Congregation Beth Israel synagogue is shown on January 17, 2022 in Colleyville, Texas. A 44-year-old British national over the weekend stormed into the synagogue with a gun and held four people hostage for more than 10 hours. (Photo by Emil Lippe/Getty Images)
BRITISH security services recently investigated Malik Faisal Akram, the man behind a hostage-taking at a synagogue in Texas over the weekend.
But the investigation reportedly ended as there was no evidence to support the perception that Akram posed any threat.
However, his family said he was “radicalised” in his home town of Blackburn, The News International reported, quoting a source.
Akram, 44, was shot dead in the 10-hour siege in the small town of Colleyville on Saturday (16) and all four hostages were set free unharmed.
His father who had migrated to the UK from Jhelum, Pakistan, around five decades ago, is a respected local community figure in Blackburn and headed the Raza Masjid, an Islamic centre on Randall Street.
However, Akram, who was married to a British Gujarati woman chose to go to Masjid-e-Irfan at Eldon Road for prayers, unlike most local Pakistanis who preferred Raza Masjid.

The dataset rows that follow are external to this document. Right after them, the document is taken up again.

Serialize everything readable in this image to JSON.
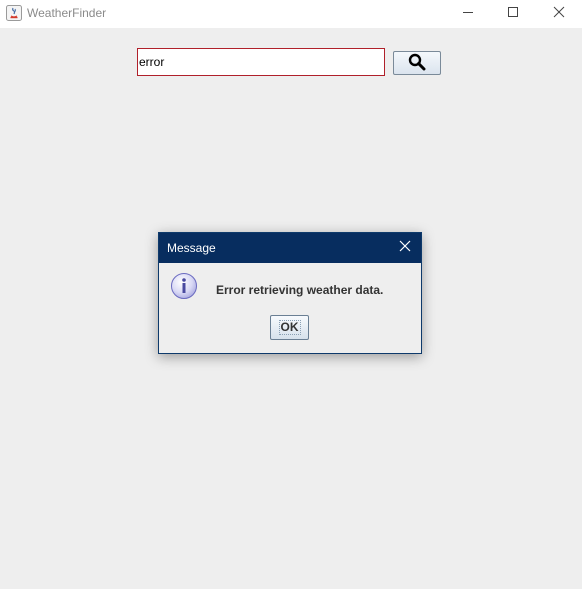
{
  "window": {
    "title": "WeatherFinder",
    "controls": {
      "minimize_icon": "minimize-icon",
      "maximize_icon": "maximize-icon",
      "close_icon": "close-icon"
    }
  },
  "search": {
    "value": "error",
    "button_icon": "search-icon",
    "border_color": "#b0202a"
  },
  "dialog": {
    "title": "Message",
    "message": "Error retrieving weather data.",
    "icon": "info-icon",
    "ok_label": "OK",
    "title_bar_color": "#072d5f"
  }
}
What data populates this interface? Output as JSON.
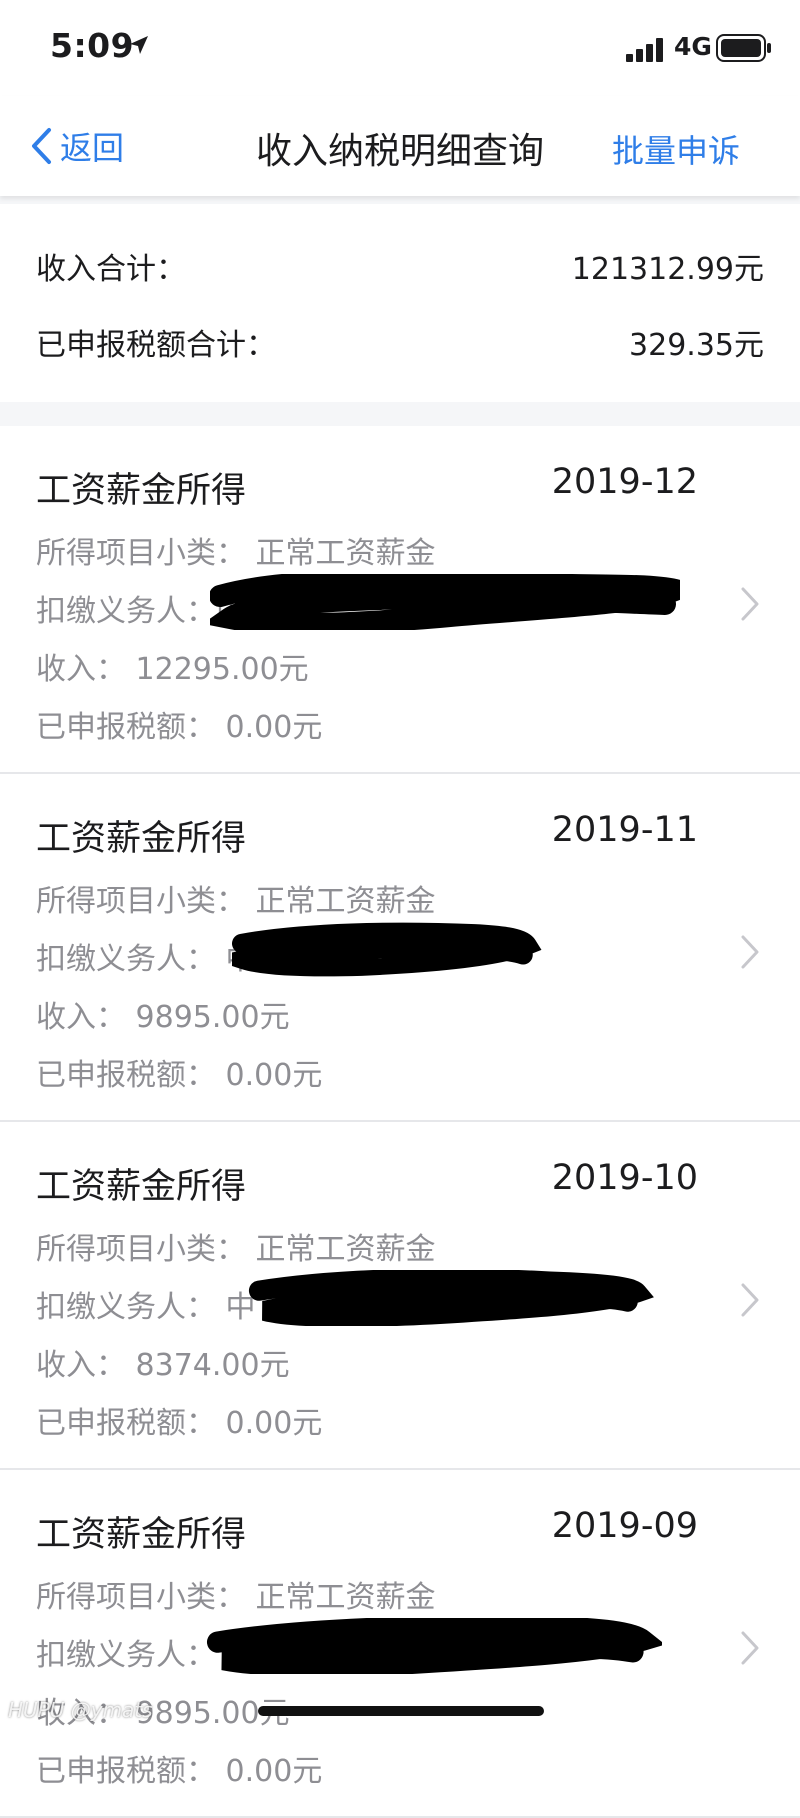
{
  "status_bar": {
    "time": "5:09",
    "network": "4G"
  },
  "nav": {
    "back_label": "返回",
    "title": "收入纳税明细查询",
    "action_label": "批量申诉"
  },
  "summary": {
    "income_label": "收入合计：",
    "income_value": "121312.99元",
    "tax_label": "已申报税额合计：",
    "tax_value": "329.35元"
  },
  "records": [
    {
      "title": "工资薪金所得",
      "period": "2019-12",
      "subcategory": "所得项目小类：  正常工资薪金",
      "withholder": "扣缴义务人：中",
      "income": "收入：  12295.00元",
      "tax": "已申报税额：  0.00元"
    },
    {
      "title": "工资薪金所得",
      "period": "2019-11",
      "subcategory": "所得项目小类：  正常工资薪金",
      "withholder": "扣缴义务人：  中",
      "income": "收入：  9895.00元",
      "tax": "已申报税额：  0.00元"
    },
    {
      "title": "工资薪金所得",
      "period": "2019-10",
      "subcategory": "所得项目小类：  正常工资薪金",
      "withholder": "扣缴义务人：  中",
      "income": "收入：  8374.00元",
      "tax": "已申报税额：  0.00元"
    },
    {
      "title": "工资薪金所得",
      "period": "2019-09",
      "subcategory": "所得项目小类：  正常工资薪金",
      "withholder": "扣缴义务人：",
      "income": "收入：  9895.00元",
      "tax": "已申报税额：  0.00元"
    }
  ],
  "watermark": "HUPU @ymats",
  "colors": {
    "accent": "#2f7ee8",
    "primary_text": "#1c1c1e",
    "secondary_text": "#8e8e93",
    "background": "#f5f6f8"
  },
  "icons": {
    "back": "chevron-left-icon",
    "row": "chevron-right-icon",
    "location": "location-arrow-icon",
    "signal": "signal-icon",
    "battery": "battery-icon"
  }
}
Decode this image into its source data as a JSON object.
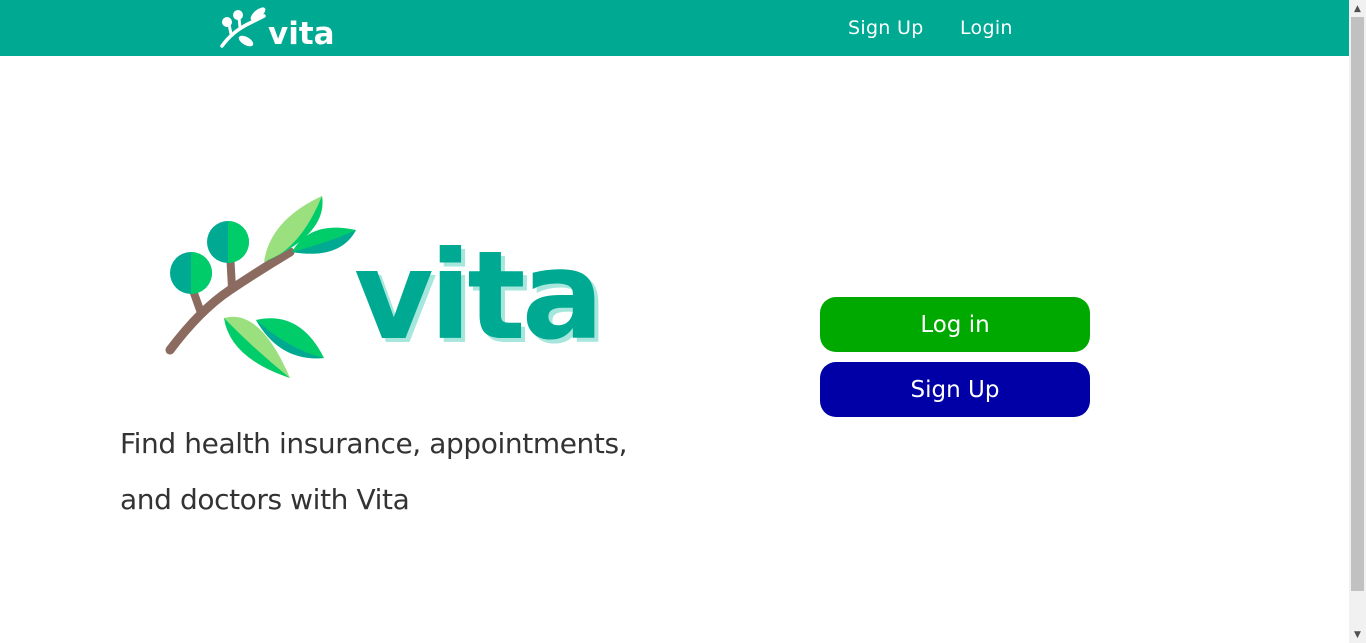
{
  "brand": {
    "name": "vita",
    "colors": {
      "primary": "#00a992",
      "leaf_light": "#9be07e",
      "leaf_mid": "#00cc6a",
      "leaf_dark": "#00a992",
      "branch": "#8b6b60",
      "text_shadow": "#a7e6dc"
    }
  },
  "nav": {
    "signup_label": "Sign Up",
    "login_label": "Login"
  },
  "hero": {
    "tagline_line1": "Find health insurance, appointments,",
    "tagline_line2": "and doctors with Vita"
  },
  "actions": {
    "login_label": "Log in",
    "signup_label": "Sign Up",
    "login_color": "#00a900",
    "signup_color": "#0000a6"
  },
  "scrollbar": {
    "up_icon": "triangle-up-icon",
    "down_icon": "triangle-down-icon"
  }
}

He was reportedly part of demonstrations seeking freedom for Palestine and the release of Muslim prisoners from the infamous Guantanamo Bay detention centre.
During the Texas siege, he demanded the release of convicted Pakistani scientist Aafia Siddiqui, known as Lady Al Qaeda. But her family in Karachi, Pakistan, came to know about him only after the hostage crisis unfolded, the newspaper said.
During the incident, Siddiqui’s family was in a hospital where its critically ill member was admitted.
The hostage crisis raised questions about why Akram, whose family said he had mental health problems and was known to have a criminal record, was allowed into the US at the end of last year.
Shock in Blackburn
In Blackburn, a run-down former mill town where 28 per cent of the population identify as Asian or British Asian, activist Asif Mahmud said the close-knit local Muslim community was shocked by the Texas incident.
Mahmud, 50, said Akram called the hostage-taking “unacceptable”, echoing similar condemnation from the Muslim Council of Britain, a national umbrella body of Islamic groups.
“I’ve got friends… who are in touch with the family, and they’re obviously distraught trying to come to terms with what’s happened,” said Mahmud.
The Muslim community of Blackburn said it was “in solidarity with the Jewish community, and our sympathy goes out to the hostages and the rest of the Jewish community”.